The key distinction between the management staff of dark markets of a decade ago, which were far smaller and relied on long term membership, and those of today, which are geared towards volume of business, and are possessed of hardcore libertarians, addicts looking to avoid street buys, new tech dilettantes and everything else in between, is a surprisingly simple one; ShadowCrew’s membership, and to an extent, management, was made up of semi to highly sophisticated criminals first and foremost, who embraced the technology with which to do business and communicate second. These days, it’s the tech savvy, seemingly clean cut guys and girls, who want to take a walk on the wild side, or who are taking a stance and engaging in a form of digital rebellion, sitting at the top of the dark markets; the handful of professional criminal operators who are jumping on board prefer to remain anonymous vendors, whilst dealing primarily drugs to a mainstream, tech savvy clientele. Whilst hardly empirical, what we’ve seen so far in the indictments and media coverage doesn’t suggest convicted felons are the driving forces behind the current dark market culture.

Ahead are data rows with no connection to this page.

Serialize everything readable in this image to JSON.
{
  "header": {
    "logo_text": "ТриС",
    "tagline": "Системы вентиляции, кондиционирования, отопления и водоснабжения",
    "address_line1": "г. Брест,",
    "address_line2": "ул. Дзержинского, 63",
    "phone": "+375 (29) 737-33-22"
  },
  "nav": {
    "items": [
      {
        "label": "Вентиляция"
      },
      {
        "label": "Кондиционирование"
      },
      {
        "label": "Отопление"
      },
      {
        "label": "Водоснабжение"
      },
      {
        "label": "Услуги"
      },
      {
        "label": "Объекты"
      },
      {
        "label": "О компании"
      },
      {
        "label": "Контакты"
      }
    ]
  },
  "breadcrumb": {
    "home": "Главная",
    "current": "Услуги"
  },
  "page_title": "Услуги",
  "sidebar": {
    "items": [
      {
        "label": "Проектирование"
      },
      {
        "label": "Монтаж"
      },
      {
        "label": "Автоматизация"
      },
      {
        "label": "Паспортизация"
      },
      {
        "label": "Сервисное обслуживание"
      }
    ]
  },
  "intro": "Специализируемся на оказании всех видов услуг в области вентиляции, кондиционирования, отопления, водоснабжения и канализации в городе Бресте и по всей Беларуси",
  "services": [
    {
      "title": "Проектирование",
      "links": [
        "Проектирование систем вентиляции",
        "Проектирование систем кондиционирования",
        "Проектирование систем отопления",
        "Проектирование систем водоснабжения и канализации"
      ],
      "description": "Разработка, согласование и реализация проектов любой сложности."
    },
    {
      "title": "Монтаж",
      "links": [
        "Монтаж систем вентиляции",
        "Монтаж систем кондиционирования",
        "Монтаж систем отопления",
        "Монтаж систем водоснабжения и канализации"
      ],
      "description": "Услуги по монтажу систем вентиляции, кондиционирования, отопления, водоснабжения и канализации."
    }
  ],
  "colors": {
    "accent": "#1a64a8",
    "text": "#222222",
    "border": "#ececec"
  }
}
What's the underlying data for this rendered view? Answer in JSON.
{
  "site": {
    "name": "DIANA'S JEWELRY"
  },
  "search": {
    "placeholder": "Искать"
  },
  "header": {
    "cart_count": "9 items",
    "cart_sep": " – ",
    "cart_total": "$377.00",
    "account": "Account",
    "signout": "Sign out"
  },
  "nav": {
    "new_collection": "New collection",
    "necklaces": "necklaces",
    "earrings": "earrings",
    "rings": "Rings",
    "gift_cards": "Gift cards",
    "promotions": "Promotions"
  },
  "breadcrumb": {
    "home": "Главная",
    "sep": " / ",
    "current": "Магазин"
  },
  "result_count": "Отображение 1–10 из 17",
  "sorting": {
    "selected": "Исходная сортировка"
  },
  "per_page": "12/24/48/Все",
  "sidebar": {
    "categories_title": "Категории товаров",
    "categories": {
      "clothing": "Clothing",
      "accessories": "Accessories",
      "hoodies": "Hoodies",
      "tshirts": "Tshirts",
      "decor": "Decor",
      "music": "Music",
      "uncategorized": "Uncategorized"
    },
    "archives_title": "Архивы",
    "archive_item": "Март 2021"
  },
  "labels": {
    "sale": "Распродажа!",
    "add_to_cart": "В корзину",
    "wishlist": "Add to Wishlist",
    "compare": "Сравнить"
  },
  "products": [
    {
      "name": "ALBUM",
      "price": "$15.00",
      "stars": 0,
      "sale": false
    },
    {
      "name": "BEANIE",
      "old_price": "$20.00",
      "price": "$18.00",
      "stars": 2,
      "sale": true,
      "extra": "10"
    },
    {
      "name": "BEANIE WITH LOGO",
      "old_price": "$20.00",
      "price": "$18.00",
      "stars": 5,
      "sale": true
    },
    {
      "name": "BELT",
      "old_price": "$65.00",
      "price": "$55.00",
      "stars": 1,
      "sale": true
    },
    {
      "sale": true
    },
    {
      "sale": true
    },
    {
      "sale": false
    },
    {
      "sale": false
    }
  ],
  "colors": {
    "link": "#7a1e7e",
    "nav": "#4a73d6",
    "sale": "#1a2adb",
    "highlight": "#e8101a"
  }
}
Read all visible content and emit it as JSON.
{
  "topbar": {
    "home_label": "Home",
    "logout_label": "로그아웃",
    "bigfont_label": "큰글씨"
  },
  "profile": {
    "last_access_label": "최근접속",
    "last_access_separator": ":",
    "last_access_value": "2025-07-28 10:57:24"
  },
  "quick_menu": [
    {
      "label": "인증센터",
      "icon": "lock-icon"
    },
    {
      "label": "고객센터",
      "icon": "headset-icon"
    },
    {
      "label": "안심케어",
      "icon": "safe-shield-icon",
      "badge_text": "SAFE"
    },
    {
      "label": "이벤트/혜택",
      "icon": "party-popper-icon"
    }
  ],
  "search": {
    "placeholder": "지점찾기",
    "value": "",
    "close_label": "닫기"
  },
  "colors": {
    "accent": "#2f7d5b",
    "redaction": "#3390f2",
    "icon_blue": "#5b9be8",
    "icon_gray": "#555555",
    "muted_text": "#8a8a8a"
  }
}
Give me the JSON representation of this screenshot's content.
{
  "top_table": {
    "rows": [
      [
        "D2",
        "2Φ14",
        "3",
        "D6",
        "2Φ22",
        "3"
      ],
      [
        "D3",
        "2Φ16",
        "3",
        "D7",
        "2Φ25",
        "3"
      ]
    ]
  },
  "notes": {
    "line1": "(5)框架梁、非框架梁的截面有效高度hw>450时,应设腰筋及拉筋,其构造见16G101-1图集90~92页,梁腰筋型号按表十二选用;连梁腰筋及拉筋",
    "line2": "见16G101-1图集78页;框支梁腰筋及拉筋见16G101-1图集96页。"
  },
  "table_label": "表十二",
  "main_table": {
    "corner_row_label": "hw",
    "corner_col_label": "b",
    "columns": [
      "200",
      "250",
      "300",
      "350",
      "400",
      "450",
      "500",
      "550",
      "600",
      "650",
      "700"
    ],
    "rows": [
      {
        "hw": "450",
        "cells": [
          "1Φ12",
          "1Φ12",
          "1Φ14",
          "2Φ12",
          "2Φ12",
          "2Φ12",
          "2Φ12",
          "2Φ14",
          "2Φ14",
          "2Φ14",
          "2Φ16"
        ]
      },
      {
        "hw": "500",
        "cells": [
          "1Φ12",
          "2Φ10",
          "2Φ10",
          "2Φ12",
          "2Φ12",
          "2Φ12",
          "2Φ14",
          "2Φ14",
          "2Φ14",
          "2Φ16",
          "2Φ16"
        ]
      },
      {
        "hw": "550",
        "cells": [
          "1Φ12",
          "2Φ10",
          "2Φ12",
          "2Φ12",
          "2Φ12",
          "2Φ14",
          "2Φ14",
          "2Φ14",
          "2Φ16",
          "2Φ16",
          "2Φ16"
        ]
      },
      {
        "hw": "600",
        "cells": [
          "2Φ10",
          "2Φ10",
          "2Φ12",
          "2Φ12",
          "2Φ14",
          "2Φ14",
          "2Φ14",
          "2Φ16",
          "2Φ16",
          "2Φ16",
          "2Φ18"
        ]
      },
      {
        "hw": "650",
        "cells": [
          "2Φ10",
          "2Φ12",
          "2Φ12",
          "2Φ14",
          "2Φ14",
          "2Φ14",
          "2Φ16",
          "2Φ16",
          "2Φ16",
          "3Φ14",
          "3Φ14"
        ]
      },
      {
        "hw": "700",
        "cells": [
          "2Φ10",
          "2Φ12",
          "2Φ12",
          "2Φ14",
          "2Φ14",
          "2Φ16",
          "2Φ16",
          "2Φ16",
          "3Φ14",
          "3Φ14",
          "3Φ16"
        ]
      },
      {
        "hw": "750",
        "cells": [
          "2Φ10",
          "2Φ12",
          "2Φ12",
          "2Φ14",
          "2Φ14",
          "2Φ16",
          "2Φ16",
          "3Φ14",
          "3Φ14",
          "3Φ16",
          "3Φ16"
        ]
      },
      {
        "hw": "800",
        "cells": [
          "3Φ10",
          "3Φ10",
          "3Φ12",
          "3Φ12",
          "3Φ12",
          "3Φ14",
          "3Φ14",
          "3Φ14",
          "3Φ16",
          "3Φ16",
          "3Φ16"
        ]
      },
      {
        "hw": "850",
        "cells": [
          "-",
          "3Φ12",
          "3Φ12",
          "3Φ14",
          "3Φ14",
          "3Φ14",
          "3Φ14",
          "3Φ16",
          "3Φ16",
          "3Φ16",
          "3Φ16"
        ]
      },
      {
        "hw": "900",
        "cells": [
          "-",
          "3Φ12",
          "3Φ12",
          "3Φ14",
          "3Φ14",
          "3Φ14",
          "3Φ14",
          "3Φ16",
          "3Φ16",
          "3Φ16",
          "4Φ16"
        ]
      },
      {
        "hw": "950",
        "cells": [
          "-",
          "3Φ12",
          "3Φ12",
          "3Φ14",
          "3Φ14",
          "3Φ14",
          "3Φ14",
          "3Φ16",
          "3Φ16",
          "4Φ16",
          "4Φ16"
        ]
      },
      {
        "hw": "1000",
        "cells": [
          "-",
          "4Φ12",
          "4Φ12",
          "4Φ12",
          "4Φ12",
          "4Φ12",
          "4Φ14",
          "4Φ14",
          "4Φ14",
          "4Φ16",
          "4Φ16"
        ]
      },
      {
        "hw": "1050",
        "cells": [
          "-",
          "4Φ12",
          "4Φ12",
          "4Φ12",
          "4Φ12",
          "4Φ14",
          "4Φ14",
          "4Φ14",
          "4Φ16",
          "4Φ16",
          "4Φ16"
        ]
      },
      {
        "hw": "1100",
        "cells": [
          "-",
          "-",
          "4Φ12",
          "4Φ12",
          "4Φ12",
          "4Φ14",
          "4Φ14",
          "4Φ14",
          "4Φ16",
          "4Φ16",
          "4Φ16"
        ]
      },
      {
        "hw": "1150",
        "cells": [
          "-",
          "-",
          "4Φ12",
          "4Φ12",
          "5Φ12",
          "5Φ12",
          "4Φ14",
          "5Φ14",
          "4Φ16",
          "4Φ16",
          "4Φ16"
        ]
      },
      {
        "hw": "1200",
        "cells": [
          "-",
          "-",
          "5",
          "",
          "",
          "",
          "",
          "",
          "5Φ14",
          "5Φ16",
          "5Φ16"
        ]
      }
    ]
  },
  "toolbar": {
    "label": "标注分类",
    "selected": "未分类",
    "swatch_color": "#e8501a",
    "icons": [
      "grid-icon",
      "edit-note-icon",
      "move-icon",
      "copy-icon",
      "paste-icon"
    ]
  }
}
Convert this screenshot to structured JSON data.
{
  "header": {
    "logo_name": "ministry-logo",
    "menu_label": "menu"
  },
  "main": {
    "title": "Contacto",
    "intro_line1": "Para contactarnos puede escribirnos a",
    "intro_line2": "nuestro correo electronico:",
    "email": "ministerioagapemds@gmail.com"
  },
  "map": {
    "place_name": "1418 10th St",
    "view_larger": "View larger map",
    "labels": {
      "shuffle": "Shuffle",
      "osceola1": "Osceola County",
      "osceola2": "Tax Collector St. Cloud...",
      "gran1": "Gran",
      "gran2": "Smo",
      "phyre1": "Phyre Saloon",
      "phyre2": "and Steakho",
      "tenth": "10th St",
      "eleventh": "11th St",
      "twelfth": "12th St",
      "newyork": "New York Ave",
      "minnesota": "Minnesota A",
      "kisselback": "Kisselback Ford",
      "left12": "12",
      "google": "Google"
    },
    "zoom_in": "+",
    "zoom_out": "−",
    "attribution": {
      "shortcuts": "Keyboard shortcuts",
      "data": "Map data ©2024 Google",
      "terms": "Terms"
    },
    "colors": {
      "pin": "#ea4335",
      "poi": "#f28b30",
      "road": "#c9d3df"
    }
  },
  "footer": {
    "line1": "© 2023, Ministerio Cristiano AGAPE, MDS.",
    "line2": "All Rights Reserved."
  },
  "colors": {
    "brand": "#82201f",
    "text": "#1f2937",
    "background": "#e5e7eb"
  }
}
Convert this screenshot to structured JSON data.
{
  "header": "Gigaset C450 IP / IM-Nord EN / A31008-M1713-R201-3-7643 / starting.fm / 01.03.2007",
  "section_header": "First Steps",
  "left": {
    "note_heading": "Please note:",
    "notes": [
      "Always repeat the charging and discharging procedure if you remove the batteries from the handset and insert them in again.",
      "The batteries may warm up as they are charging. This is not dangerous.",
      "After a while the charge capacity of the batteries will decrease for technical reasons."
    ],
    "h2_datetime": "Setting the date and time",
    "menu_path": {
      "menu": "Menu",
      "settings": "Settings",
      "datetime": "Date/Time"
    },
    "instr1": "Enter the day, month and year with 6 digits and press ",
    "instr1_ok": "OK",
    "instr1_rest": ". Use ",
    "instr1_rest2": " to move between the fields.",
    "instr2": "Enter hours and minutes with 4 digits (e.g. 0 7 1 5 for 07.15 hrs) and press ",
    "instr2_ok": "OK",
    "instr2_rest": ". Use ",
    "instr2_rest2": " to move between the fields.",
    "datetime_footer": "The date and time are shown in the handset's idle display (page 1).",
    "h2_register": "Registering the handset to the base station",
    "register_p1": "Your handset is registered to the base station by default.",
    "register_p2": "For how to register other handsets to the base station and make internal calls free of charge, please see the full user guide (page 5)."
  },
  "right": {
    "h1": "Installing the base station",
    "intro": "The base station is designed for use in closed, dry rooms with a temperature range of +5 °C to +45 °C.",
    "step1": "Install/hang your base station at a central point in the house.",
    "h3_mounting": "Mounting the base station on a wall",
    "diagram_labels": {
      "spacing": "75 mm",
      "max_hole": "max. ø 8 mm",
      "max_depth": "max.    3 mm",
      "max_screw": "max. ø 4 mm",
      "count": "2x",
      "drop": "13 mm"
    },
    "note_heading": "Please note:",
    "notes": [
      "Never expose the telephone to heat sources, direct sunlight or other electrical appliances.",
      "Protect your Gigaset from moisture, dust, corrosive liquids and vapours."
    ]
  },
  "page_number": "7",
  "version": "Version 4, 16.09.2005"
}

The days of the technically proficient, sophisticated, professional criminal, equally aware of money laundering techniques, use of encryption protocols, BTC (or similar cryptocurrency) anonymity and mindful of their PR and customer service issues, with access to wholesale illicit commodities, are on the horizon – in the probably not too distant future – and the prospect most likely sends a shiver up the collective spines of LE worldwide. Crime is highly adaptive, and with every new indictment and criminal complaint which is unsealed and picked up online, LE loses the upper hand as it is forced to progressively show its methodologies and approaches in terms of investigative tactics; one of the greatest disadvantages which LE faces is that it has to play by the rules. To think that there are people out there who aren’t treating the Ulbricht indictments and the recent Benthall criminal complaint as lessons in what not to do in staying out of prison, if not completely off LE’s radar, fails to give credence to the professionalism of which some people on this side of the proverbial fence are possessed.

Times change, and we’re all more aware of technology than we perhaps once were. When ShadowCrew was seized, their new front page took the opportunity then, as seizing agencies do now, to post a snide comment aimed at the community’s members and let them all know the site was finished. It was far from today’s graphics with multiple agency logos, back in ‘04 it was a stock image with a con’s arms through some prison bars and a lame statement about the site being seized; it seems that a few minutes on PhotoShop to announce your seizure with a little panache is now part of the PR campaign when it comes to seizing dark market assets.

Finally, there is a persistent rumor about Operation Firewall ended which has never been officially confirmed nor denied; supposedly, the coordinated ‘swoop’ had to be done faster than planned. Why? Legend has it that one of the hackers on the board, in a fit of counterintelligence initiative more inline with a Government agent, profiled and targeted USSS cybercrime investigators who were suspected to be candidates for heading any potential ShadowCrew related investigation, then went about successfully compromising one of his devices, and got advance warning of the existence of Operation Firewall, and who it was targeting. No complaints have ever been unsealed corroborating the suggestion that this occurred, though once again, the persistent rumor maintains that the (quite senior) Secret Service agent whose device was accessed very quietly retired in the wake of the incident. These days, its unlikely that a ‘garden variety’ hacker would find himself able to access USSS assets. It seems those playing on both sides of the shadows have progressed technologically in 10 years.